What is the exact model of laptop you have?  Confusing since it says IDE and SATA.


----------



## linkin

johnb35 said:


> What is the exact model of laptop you have?  Confusing since it says IDE and SATA.



Yeah, pretty sure such a thing as "SATA 33/66/100" doesn't actually exist


----------



## Des_Zac

linkin said:


> Yeah, pretty sure such a thing as "SATA 33/66/100" doesn't actually exist



That's on the official Gateway website though... that's why I'm confused... 

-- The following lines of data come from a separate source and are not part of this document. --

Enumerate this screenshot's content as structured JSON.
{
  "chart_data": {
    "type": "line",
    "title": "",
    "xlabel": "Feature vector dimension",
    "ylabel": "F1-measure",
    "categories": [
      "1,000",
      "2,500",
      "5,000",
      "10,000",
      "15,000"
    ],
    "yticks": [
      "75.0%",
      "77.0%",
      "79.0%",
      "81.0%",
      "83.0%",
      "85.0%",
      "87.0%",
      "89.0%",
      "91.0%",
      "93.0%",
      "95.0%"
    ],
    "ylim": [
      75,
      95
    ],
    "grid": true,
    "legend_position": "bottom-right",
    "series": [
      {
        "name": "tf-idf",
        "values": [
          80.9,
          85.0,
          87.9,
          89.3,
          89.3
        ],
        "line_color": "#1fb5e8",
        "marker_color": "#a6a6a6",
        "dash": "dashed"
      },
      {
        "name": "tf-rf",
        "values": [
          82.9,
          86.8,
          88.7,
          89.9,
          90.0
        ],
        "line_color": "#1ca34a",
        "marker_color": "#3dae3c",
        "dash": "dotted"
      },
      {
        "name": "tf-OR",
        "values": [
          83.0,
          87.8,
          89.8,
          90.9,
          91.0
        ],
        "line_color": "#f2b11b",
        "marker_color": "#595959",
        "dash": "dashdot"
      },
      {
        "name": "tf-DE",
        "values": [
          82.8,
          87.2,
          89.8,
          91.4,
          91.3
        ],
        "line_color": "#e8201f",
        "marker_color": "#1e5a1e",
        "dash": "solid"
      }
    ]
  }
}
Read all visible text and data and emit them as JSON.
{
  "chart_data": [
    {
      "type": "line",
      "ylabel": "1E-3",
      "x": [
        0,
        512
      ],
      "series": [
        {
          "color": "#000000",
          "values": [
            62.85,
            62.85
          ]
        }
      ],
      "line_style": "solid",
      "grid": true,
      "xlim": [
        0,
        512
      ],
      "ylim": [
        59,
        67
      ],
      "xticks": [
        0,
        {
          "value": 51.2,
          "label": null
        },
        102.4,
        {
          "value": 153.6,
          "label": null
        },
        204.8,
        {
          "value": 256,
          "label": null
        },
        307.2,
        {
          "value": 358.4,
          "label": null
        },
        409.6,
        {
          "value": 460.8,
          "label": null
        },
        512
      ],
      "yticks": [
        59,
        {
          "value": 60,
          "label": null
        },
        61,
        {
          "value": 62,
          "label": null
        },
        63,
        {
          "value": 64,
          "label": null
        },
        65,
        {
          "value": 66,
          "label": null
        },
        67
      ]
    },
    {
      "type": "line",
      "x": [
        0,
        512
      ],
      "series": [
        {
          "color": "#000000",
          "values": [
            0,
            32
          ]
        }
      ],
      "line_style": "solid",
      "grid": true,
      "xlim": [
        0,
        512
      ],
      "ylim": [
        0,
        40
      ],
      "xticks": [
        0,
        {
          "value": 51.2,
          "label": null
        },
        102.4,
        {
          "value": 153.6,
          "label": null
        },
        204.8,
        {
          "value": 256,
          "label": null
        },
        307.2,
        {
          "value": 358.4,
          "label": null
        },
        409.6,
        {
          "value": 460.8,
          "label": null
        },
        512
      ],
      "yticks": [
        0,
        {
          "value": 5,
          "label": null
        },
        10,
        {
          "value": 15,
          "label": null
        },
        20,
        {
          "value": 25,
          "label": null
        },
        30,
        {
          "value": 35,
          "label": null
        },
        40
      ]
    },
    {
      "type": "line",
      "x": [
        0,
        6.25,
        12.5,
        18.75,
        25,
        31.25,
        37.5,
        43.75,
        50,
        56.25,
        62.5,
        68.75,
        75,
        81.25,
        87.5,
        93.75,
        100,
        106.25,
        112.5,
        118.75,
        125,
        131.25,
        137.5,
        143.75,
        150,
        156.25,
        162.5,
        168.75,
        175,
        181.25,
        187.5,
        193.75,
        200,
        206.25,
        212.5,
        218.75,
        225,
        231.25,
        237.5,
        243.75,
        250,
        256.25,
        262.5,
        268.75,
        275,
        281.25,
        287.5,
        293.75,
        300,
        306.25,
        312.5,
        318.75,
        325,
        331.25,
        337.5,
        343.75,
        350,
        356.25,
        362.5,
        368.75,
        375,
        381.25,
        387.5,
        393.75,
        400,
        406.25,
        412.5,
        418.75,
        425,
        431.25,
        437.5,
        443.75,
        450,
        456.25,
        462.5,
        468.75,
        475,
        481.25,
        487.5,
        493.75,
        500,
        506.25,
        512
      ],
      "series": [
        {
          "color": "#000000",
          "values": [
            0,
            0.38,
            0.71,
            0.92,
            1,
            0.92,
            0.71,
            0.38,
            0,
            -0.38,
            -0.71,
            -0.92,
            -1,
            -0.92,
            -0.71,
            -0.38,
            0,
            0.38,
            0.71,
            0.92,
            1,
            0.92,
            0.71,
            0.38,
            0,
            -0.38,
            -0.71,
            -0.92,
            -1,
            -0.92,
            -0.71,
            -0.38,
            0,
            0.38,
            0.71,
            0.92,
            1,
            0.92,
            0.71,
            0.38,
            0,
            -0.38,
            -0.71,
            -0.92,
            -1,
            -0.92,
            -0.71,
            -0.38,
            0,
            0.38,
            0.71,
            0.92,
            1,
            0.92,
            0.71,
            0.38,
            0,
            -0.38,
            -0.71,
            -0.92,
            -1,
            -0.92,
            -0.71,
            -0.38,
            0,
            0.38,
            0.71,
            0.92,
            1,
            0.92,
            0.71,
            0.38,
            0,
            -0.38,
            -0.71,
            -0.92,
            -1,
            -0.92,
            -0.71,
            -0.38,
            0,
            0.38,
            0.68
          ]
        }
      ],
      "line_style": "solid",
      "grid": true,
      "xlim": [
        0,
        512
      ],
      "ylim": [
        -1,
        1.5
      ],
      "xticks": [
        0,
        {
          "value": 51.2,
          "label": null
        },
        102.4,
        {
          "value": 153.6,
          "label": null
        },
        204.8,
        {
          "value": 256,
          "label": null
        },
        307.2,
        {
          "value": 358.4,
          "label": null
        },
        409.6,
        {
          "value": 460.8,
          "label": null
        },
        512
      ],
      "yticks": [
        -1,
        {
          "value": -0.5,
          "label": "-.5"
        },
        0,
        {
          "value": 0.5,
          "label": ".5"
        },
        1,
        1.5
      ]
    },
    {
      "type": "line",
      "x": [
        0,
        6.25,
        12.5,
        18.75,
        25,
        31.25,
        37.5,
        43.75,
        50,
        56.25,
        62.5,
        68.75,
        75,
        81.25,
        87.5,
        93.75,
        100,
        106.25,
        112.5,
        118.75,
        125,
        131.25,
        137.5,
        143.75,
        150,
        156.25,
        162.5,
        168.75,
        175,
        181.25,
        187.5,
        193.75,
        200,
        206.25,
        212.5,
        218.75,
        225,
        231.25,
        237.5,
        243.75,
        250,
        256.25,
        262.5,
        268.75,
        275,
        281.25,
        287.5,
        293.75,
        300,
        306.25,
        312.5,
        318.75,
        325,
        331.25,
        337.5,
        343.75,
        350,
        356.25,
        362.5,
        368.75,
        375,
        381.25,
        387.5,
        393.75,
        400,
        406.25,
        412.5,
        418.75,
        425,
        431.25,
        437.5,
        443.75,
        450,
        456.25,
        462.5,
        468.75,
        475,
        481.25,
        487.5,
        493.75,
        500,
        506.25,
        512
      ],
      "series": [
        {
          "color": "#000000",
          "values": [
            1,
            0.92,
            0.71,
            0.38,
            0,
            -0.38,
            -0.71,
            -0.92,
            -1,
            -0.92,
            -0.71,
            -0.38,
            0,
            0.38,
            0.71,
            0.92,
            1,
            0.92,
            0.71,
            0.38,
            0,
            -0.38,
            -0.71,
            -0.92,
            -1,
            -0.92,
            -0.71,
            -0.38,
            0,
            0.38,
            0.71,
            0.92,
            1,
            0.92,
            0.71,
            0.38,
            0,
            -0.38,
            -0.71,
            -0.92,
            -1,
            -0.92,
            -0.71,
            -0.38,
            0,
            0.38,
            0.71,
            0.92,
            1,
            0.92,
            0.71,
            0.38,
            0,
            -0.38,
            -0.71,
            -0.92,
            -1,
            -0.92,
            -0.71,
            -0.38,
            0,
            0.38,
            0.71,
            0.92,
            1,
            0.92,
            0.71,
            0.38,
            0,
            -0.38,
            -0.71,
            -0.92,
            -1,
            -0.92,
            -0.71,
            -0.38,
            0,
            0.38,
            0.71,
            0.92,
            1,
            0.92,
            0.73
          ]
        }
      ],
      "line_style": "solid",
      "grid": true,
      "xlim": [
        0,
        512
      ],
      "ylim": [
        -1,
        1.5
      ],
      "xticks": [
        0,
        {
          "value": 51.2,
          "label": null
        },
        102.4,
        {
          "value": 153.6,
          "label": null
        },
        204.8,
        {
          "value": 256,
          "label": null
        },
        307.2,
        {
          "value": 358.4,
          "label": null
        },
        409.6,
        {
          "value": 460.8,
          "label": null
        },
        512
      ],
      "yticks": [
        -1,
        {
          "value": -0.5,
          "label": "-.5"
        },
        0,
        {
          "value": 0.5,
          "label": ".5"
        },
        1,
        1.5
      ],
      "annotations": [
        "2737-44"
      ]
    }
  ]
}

It's a Gateway Tablet PC m285-e


----------



## wolfeking

It is a SATA drive. 

taken from the HDtune results on that laptop at notebookreview. 
http://www.notebookreview.com/default.asp?newsID=3038
and the model # netted http://www.pacificgeek.com/productdetail.asp?ID=2496128


----------



## Des_Zac

wolfeking said:


> It is a SATA drive.
> 
> taken from the HDtune results on that laptop at notebookreview.
> http://www.notebookreview.com/default.asp?newsID=3038
> and the model # netted http://www.pacificgeek.com/productdetail.asp?ID=2496128



Good, so that means that the SSD will work fine?


----------



## wolfeking

it should. Being core duo, it will probably be SATA 150 though.


----------



## Des_Zac

wolfeking said:


> it should. Being core duo, it will probably be SATA 150 though.



Do you think it would be better for me to go for a 250GB HDD or the 60GB SSD? Would I see a large performance boost with the SSD or would it not really help a lot?


----------



## wolfeking

a HDD at a max uses about 100Mb/s. SATA 150 would give the SSD a 50Mb/s advantage over the HDD. thats 150% performance. 

It is really up to you. A 7200 RPM drive has all the performance the average laptop user needs (I really need to get mine replaced).


----------



## Des_Zac

wolfeking said:


> a HDD at a max uses about 100Mb/s. SATA 150 would give the SSD a 50Mb/s advantage over the HDD. thats 150% performance.
> 
> It is really up to you. A 7200 RPM drive has all the performance the average laptop user needs (I really need to get mine replaced).



Okay, I'll just go with a 7200 RPM 500GB drive, thanks.


----------



## wolfeking

sounds like a plan.


----------



## TrainTrackHack

> Do you think it would be better for me to go for a 250GB HDD or the 60GB SSD? Would I see a large performance boost with the SSD or would it not really help a lot?


You would. Most of the SSD performance comes from the near-zero latency since the seek time is essentially eliminated thanks to doing away with moving parts. In everyday usage, latency is far more important than the maximum bandwidth, so the apparent system performance in nearly all disc I/O bound scenarios would be far more than the quoted 150% (when compared to a mechanical HD). The only thing where the bandwidth really matters (enough to be a valid point for comparison) is moving around large volumes of files, but even then you would still have the extra ~50% (and less noise & power consumption).

Having said that, I would still recommend a bigger hard drive if you're using Windows, though, living with only 60GB can be hard and depending on your CPU power, application load times (one of the things that SSDs have a tremendous impact on, regardless of bandwidth) might become CPU bound, diminishing the potential benefits somewhat, so it might not yet be worth the money.


----------